O mercado de ativos digitais enfrenta um período decisivo neste trimestre. Segundo o relatório estratégico da HTX Research, braço de análise da Huobi, o comportamento e o preço do Bitcoin serão ditados pela liquidez macroeconômica e pela geração de caixa, deixando de lado as narrativas puramente especulativas.
A instituição destaca que o recuo visto no período anterior, no qual o preço do Bitcoin oscilou de US$ 82 mil para US$ 59 mil (queda de 24%), não foi uma quebra estrutural do ciclo. O movimento foi gerado pelo impacto nos preços de energia devido aos conflitos envolvendo o Irã, o que elevou a inflação global e forçou o Federal Reserve a adotar uma postura mais rígida.
Essa pressão macroeconômica valorizou o dólar e provocou uma forte saída de capital institucional. Os ETFs de Bitcoin à vista registraram resgates de quase US$ 4,9 bilhões entre maio e junho, revertendo os ingressos positivos de US$ 1,97 bilhão que haviam ocorrido em abril.

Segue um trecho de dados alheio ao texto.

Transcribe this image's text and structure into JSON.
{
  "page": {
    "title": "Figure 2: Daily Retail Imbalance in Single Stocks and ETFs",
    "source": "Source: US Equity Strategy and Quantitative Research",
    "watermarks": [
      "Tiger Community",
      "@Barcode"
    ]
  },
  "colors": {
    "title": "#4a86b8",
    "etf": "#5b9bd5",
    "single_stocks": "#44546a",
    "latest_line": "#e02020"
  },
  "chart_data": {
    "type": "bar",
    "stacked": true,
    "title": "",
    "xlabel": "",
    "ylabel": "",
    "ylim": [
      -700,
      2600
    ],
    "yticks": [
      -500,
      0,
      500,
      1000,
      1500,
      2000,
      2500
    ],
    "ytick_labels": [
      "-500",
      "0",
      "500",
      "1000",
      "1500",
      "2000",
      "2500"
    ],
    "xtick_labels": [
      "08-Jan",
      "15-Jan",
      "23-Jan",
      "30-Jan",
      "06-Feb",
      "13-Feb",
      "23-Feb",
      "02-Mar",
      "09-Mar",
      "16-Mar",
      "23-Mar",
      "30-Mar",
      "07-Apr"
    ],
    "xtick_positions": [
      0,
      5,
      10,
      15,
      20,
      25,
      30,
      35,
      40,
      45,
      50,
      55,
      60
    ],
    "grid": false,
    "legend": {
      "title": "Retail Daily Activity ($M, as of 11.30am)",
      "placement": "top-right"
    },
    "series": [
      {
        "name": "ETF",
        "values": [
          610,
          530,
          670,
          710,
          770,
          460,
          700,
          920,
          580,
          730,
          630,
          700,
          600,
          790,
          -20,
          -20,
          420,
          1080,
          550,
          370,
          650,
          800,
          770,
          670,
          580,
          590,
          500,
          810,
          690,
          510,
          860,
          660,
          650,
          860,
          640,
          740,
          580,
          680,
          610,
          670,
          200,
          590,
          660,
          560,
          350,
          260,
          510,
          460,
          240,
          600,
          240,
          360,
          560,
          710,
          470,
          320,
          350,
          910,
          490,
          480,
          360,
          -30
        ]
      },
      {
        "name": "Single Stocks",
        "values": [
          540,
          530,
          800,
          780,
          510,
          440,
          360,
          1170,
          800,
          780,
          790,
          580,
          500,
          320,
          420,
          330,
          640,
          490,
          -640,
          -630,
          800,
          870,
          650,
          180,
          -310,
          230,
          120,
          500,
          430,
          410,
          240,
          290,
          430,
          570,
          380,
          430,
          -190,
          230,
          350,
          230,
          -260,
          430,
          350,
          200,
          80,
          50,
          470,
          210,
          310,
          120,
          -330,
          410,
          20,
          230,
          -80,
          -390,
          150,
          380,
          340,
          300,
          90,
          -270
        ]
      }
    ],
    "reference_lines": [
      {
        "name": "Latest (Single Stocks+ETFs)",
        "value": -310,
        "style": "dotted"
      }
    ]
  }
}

Os três caminhos para o preço do Bitcoin e das altcoins
Em contrapartida, o setor de ativos tokenizados do mundo real (RWA), sem contar as stablecoins, avançou 9,5% e atingiu US$ 32,28 bilhões. O segmento recebeu recomendação de forte exposição por crescer de forma consistente, operando independentemente do sentimento geral do mercado de alta ou baixa.
Para os próximos meses, os analistas projetam três cenários. O principal deles, com 60% de probabilidade, prevê o Fed mantendo os juros altos, o que deixa o preço do Bitcoin flutuando dentro de uma faixa lateralizada, dependendo diretamente da estabilização do dólar e da retomada dos aportes nos ETFs.
A projeção otimista tem 25% de chance e depende do recuo no preço da energia combinado à aprovação da lei regulatória CLARITY Act nos EUA. Esse ambiente beneficiaria diretamente o Ethereum (ETH) e o ecossistema DeFi, permitindo que superem o desempenho do principal ativo do mercado devido ao desconto regulatório atual.
Por fim, o cenário pessimista possui 15% de probabilidade e projeta uma nova alta no petróleo com paralisia regulatória. Nessa situação, moedas fiduciárias e stablecoins seriam as únicas proteções recomendadas, enquanto as altcoins de menor liquidez devem seguir desfavorecidas até que o suprimento de stablecoins cresça US$ 10 bilhões em 30 dias.